Fondée en 2003, l'association Ni Putes Ni Soumises menacée de disparition

Des militantes de Ni Putes Ni Soumises font une action contre les violences faites aux femmes, le 25 novembre 2012 en face du Centre Pompidou à Paris. / © THOMAS SAMSON / AFP
Des militantes de Ni Putes Ni Soumises font une action contre les violences faites aux femmes, le 25 novembre 2012 en face du Centre Pompidou à Paris. / © THOMAS SAMSON / AFP

L'association Ni Putes Ni Soumises est en danger. Elle n'a plus de locaux depuis début janvier 2020, très peu de ressources financières et ne bénéficie presque plus de subventions. Pourtant, ses campagnes de prévention ont un large succès.

Par MT

La dernière campagne de l'association a été largement diffusée sur les réseaux sociaux. Le dernier soupir de Ni Putes Ni Soumises (NPNS) ? Car l'association est en danger. Expulsée une première fois en 2006 de la Maison de la Mixité à Paris, elle a dû quitter ses locaux de Montreuil (Seine-Saint-Denis) faute de pouvoir payer le loyer.

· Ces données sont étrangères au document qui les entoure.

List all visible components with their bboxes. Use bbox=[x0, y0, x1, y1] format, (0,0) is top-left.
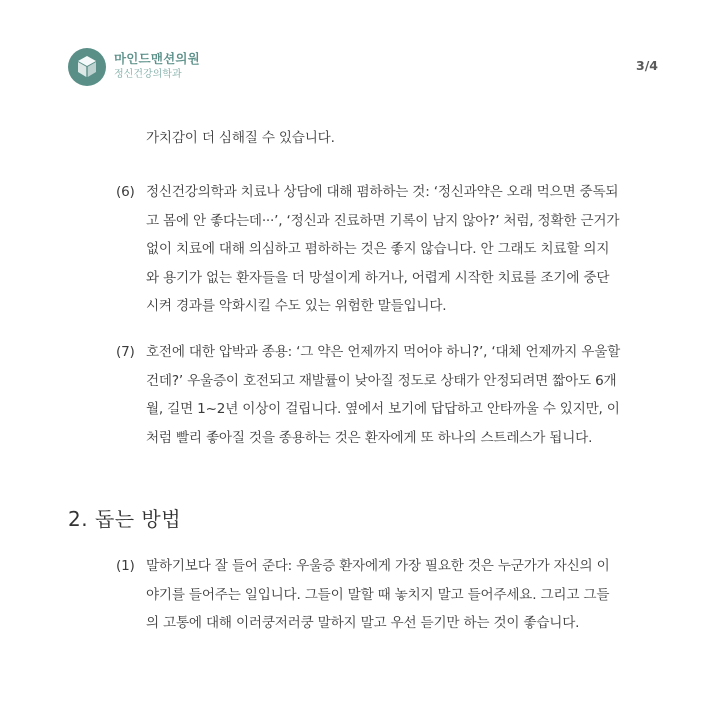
paragraph-line: 시켜 경과를 악화시킬 수도 있는 위험한 말들입니다. bbox=[146, 298, 447, 314]
paragraph-line: 월, 길면 1~2년 이상이 걸립니다. 옆에서 보기에 답답하고 안타까울 수 있지만, 이 bbox=[146, 401, 620, 417]
paragraph-line: 호전에 대한 압박과 종용: ‘그 약은 언제까지 먹어야 하니?’, ‘대체 언제까지 우울할 bbox=[146, 344, 621, 360]
item-number: (6) bbox=[116, 184, 135, 200]
paragraph-line: 말하기보다 잘 들어 준다: 우울증 환자에게 가장 필요한 것은 누군가가 자신의 이 bbox=[146, 558, 610, 574]
item-number: (7) bbox=[116, 344, 135, 360]
paragraph-line: 처럼 빨리 좋아질 것을 종용하는 것은 환자에게 또 하나의 스트레스가 됩니다. bbox=[146, 429, 593, 446]
item-number: (1) bbox=[116, 558, 135, 574]
section-title: 2. 돕는 방법 bbox=[68, 507, 182, 531]
page-indicator: 3/4 bbox=[636, 58, 658, 73]
list-item-1 bbox=[116, 552, 610, 638]
paragraph-line: 의 고통에 대해 이러쿵저러쿵 말하지 말고 우선 듣기만 하는 것이 좋습니다. bbox=[146, 615, 580, 631]
intro-paragraph bbox=[146, 124, 335, 153]
paragraph-line: 야기를 들어주는 일입니다. 그들이 말할 때 놓치지 말고 들어주세요. 그리고 그들 bbox=[146, 586, 610, 603]
cube-logo-icon bbox=[68, 48, 106, 86]
paragraph-line: 가치감이 더 심해질 수 있습니다. bbox=[146, 130, 335, 146]
list-item-6 bbox=[116, 178, 620, 321]
clinic-name: 마인드맨션의원 bbox=[114, 51, 200, 66]
list-item-7 bbox=[116, 338, 621, 452]
clinic-subtitle: 정신건강의학과 bbox=[114, 69, 182, 80]
paragraph-line: 없이 치료에 대해 의심하고 폄하하는 것은 좋지 않습니다. 안 그래도 치료할 의지 bbox=[146, 241, 610, 257]
brand-block bbox=[114, 51, 200, 82]
paragraph-line: 건데?’ 우울증이 호전되고 재발률이 낮아질 정도로 상태가 안정되려면 짧아도 6개 bbox=[146, 372, 617, 389]
paragraph-line: 와 용기가 없는 환자들을 더 망설이게 하거나, 어렵게 시작한 치료를 조기에 중단 bbox=[146, 269, 610, 286]
page-header bbox=[68, 48, 658, 88]
paragraph-line: 고 몸에 안 좋다는데···’, ‘정신과 진료하면 기록이 남지 않아?’ 처럼, 정확한 근거가 bbox=[146, 212, 620, 229]
paragraph-line: 정신건강의학과 치료나 상담에 대해 폄하하는 것: ‘정신과약은 오래 먹으면 중독되 bbox=[146, 184, 619, 200]
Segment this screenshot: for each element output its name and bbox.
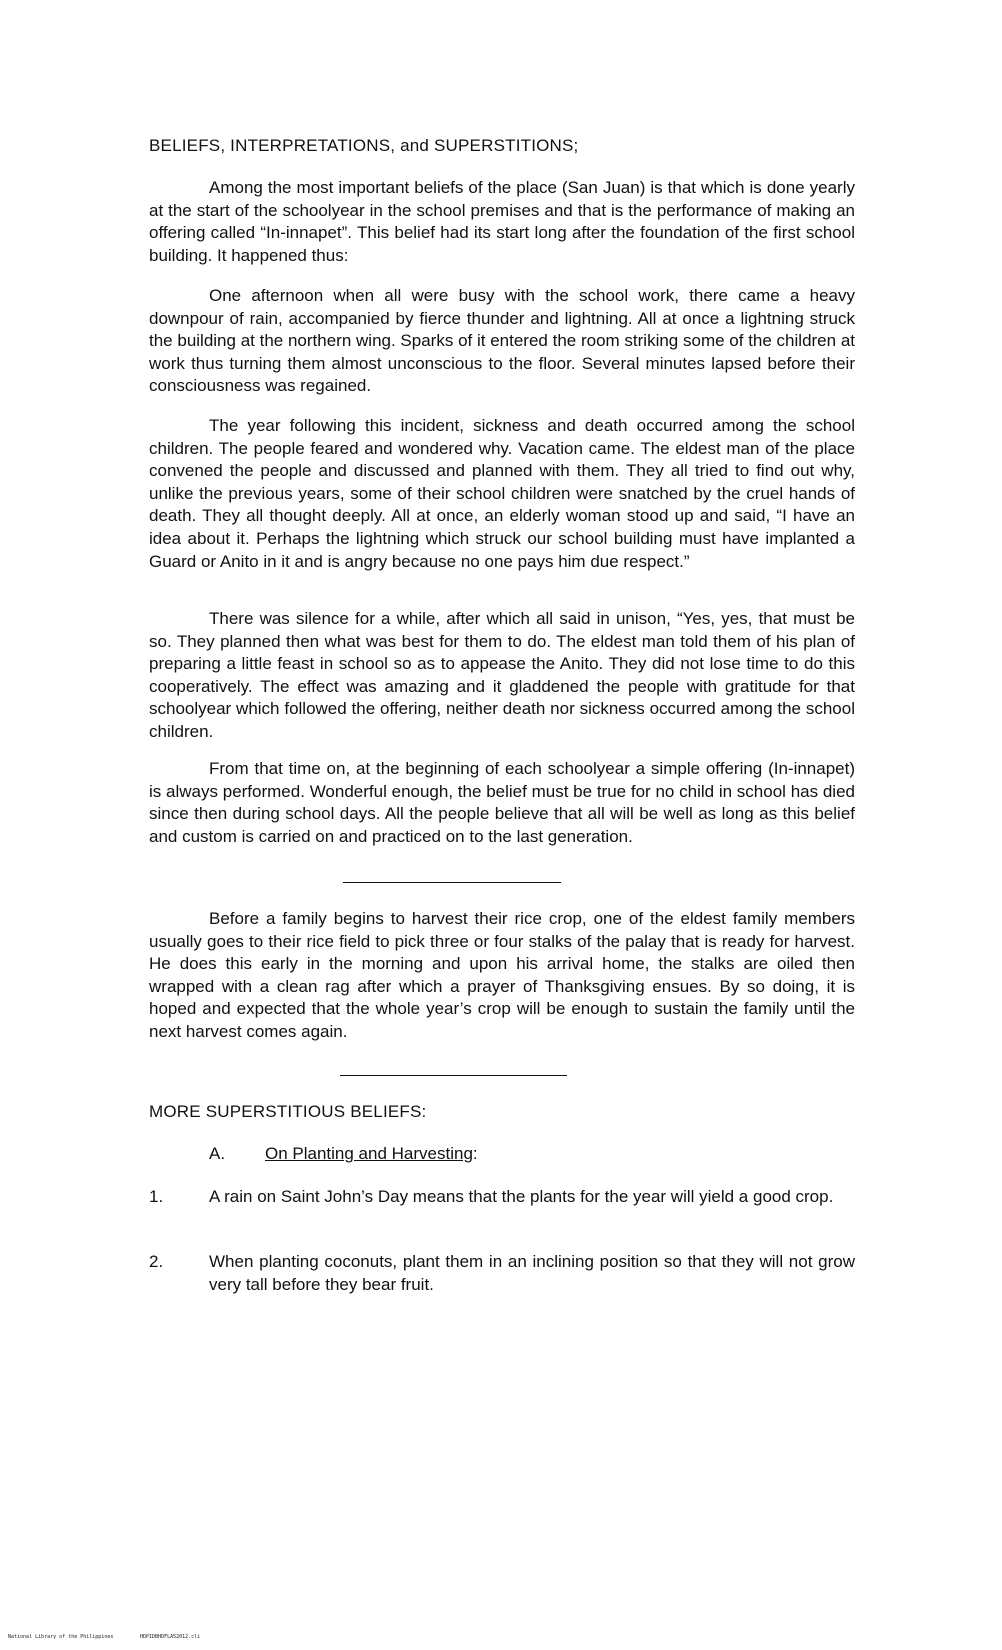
page-heading: BELIEFS, INTERPRETATIONS, and SUPERSTITIONS;: [149, 136, 579, 155]
list-item-text: When planting coconuts, plant them in an inclining position so that they will not grow very tall before they bear fruit.: [209, 1252, 855, 1294]
list-item: [149, 1251, 855, 1296]
section-heading: MORE SUPERSTITIOUS BELIEFS:: [149, 1102, 427, 1121]
list-item: [149, 1186, 855, 1209]
section-divider: [343, 882, 561, 883]
list-item-number: 2.: [149, 1252, 164, 1271]
subsection-title: On Planting and Harvesting: [265, 1144, 473, 1163]
footer-file-id: HDPIDBHDFLA52012.cli: [140, 1634, 201, 1640]
paragraph-sickness: The year following this incident, sickness and death occurred among the school children. The people feared and wondered why. Vacation came. The eldest man of the place convened the people and discussed and planned with them. They all tried to find out why, unlike the previous years, some of their school children were snatched by the cruel hands of death. They all thought deeply. All at once, an elderly woman stood up and said, “I have an idea about it. Perhaps the lightning which struck our school building must have implanted a Guard or Anito in it and is angry because no one pays him due respect.”: [149, 416, 855, 571]
paragraph-harvest: Before a family begins to harvest their rice crop, one of the eldest family members usually goes to their rice field to pick three or four stalks of the palay that is ready for harvest. He does this early in the morning and upon his arrival home, the stalks are oiled then wrapped with a clean rag after which a prayer of Thanksgiving ensues. By so doing, it is hoped and expected that the whole year’s crop will be enough to sustain the family until the next harvest comes again.: [149, 909, 855, 1041]
paragraph-lightning: One afternoon when all were busy with the school work, there came a heavy downpour of rain, accompanied by fierce thunder and lightning. All at once a lightning struck the building at the northern wing. Sparks of it entered the room striking some of the children at work thus turning them almost unconscious to the floor. Several minutes lapsed before their consciousness was regained.: [149, 286, 855, 396]
paragraph-in-innapet: Among the most important beliefs of the place (San Juan) is that which is done yearly at the start of the schoolyear in the school premises and that is the performance of making an offering called “In-innapet”. This belief had its start long after the foundation of the first school building. It happened thus:: [149, 178, 855, 265]
subsection-heading: [209, 1142, 478, 1165]
section-divider: [340, 1075, 567, 1076]
list-item-number: 1.: [149, 1187, 164, 1206]
paragraph-silence: There was silence for a while, after which all said in unison, “Yes, yes, that must be so. They planned then what was best for them to do. The eldest man told them of his plan of preparing a little feast in school so as to appease the Anito. They did not lose time to do this cooperatively. The effect was amazing and it gladdened the people with gratitude for that schoolyear which followed the offering, neither death nor sickness occurred among the school children.: [149, 609, 855, 741]
subsection-letter: A.: [209, 1144, 226, 1163]
footer-library-stamp: National Library of the Philippines: [8, 1634, 114, 1640]
subsection-suffix: :: [472, 1144, 478, 1163]
paragraph-offering: From that time on, at the beginning of each schoolyear a simple offering (In-innapet) is always performed. Wonderful enough, the belief must be true for no child in school has died since then during school days. All the people believe that all will be well as long as this belief and custom is carried on and practiced on to the last generation.: [149, 759, 855, 846]
list-item-text: A rain on Saint John’s Day means that the plants for the year will yield a good crop.: [209, 1187, 834, 1206]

Car l'association ne bénéficie de presque aucune subvention et doit vivre sur ses propres deniers. Et ces derniers ont fondu après 2012 et la présidence Hollande. "La baisse des subventions est arrivée au moment où un autre gouvernement est arrivé, et cela drastiquement. Toutes nos demandes sont depuis restées sans réponse", explique Stéphanie Rameau, présidente de l'association.
"Le rôle de l’État n’est pas de maintenir des associations sous perfusion d’argent juste sur leur réputation quand les militantes ou les projets ne sont hélas pas au rendez-vous", rétorque au JDD le cabinet de Marlène Schiappa, Secrétaire d'État chargée de l'Égalité entre les femmes et les hommes et de la Lutte contre les discriminations.

Le soutien des bénévoles

L'association suit environ 80 femmes par mois mais ne peut plus gérer de dossiers supplémentaires, d'autant plus qu'il n'y a pour l'instant pas de possibilités de gérer un accueil physique sans locaux. D'une quinzaine de salariés, NPNS ne fonctionne désormais plus qu'avec des bénévoles.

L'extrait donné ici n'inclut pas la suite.